Yeah they should be able to wind down the cancer doses in an orderly fashion. We wouldn’t want to hurt their EBITDA
Yea man, lets swing around the power of government wildly to conform with whatever the headlines say today, absolutely and without mercy. I’m sure that will create a functional society. Not like it’s listed openly on the packaging or anything, so people who are extremely concerned have a way to avoid it entirely immediately without waiting for big daddy government to run their lives for them.
headlines
Do you mean the Food and Drug Administration regulator? The one that’s about to be gutted in a week?
What about people getting cancer for a company’s benefit is key to a “functional society” to you?
You really ought to learn to hold more than a single thought in your head at the same time. It’s a very valuable skill which helps navigate this crazy life, like recognizing in this case that there are ordinary people relying upon their jobs to feed their families who would be significantly harmed if the government were to focus exclusively on one thing only when making decisions.

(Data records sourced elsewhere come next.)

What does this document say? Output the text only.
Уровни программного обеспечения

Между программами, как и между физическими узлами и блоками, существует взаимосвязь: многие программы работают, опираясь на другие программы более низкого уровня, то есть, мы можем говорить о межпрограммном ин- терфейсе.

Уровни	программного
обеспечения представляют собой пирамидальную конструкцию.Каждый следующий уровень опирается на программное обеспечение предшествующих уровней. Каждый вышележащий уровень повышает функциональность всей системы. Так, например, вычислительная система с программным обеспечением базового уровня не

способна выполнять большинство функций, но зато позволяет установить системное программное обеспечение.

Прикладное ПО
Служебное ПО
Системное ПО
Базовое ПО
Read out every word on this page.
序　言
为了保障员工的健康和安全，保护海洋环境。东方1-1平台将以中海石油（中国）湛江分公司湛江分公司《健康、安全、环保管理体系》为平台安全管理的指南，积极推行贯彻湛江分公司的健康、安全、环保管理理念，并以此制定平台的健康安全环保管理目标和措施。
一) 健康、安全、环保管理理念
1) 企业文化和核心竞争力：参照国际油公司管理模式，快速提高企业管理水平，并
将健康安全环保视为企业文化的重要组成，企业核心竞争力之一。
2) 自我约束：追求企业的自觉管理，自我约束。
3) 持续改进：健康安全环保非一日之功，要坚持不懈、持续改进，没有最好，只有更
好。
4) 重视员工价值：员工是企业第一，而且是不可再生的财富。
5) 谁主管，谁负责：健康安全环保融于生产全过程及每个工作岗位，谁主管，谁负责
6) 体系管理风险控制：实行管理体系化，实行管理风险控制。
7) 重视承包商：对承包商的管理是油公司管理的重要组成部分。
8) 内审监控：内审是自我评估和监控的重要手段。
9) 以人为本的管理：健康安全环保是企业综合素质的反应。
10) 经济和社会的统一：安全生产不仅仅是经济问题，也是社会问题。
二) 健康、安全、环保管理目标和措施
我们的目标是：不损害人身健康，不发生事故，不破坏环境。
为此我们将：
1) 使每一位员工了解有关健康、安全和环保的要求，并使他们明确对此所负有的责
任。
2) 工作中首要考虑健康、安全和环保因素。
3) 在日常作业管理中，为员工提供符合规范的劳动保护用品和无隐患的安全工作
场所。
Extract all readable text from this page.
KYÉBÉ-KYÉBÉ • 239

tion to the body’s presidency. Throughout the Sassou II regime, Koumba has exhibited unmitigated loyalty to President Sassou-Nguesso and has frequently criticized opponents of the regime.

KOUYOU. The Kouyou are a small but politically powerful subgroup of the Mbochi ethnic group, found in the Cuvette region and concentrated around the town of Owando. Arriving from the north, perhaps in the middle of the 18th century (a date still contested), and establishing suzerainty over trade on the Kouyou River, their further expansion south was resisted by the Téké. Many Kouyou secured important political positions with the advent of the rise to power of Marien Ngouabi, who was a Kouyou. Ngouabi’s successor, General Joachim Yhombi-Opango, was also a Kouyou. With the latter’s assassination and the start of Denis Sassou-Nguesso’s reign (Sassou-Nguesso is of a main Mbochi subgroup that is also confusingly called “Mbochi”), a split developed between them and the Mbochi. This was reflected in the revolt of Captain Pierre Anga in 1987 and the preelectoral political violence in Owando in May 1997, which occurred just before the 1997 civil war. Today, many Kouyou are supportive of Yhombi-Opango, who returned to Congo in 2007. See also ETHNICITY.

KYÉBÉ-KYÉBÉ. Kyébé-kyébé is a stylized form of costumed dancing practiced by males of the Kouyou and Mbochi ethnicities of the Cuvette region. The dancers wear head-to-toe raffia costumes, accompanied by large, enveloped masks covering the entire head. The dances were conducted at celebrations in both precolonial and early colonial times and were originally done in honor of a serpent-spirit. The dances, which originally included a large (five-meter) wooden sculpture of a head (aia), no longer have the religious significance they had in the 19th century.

I live in a functional society where ordinary people families don’t have to worry about giving an extra few thousand people cancer to feed their families. Maybe work towards that instead of the new American trend of “we can’t fix that, it’s hard”
What a ridiculous response, the dye’s link to cancer has been known for decades. The EU banned use of it in 1994, over thirty years ago, and its already banned in China and Japan. Trying to paint a government ban of a known carcinogen as “big daddy government running peoples lives” is pure idiocy.
Try actually comprehending what you read. I’m saying it’s understandable that they’re giving companies time to adjust their formulas/processes. I have not once said the ban is a bad idea. Frankly, as my first comment stated quite clearly, I’m very happy this is happening.
Too many people treat anything other than full throated fellating of today’s headlines as though it were some sort of nefarious villainy.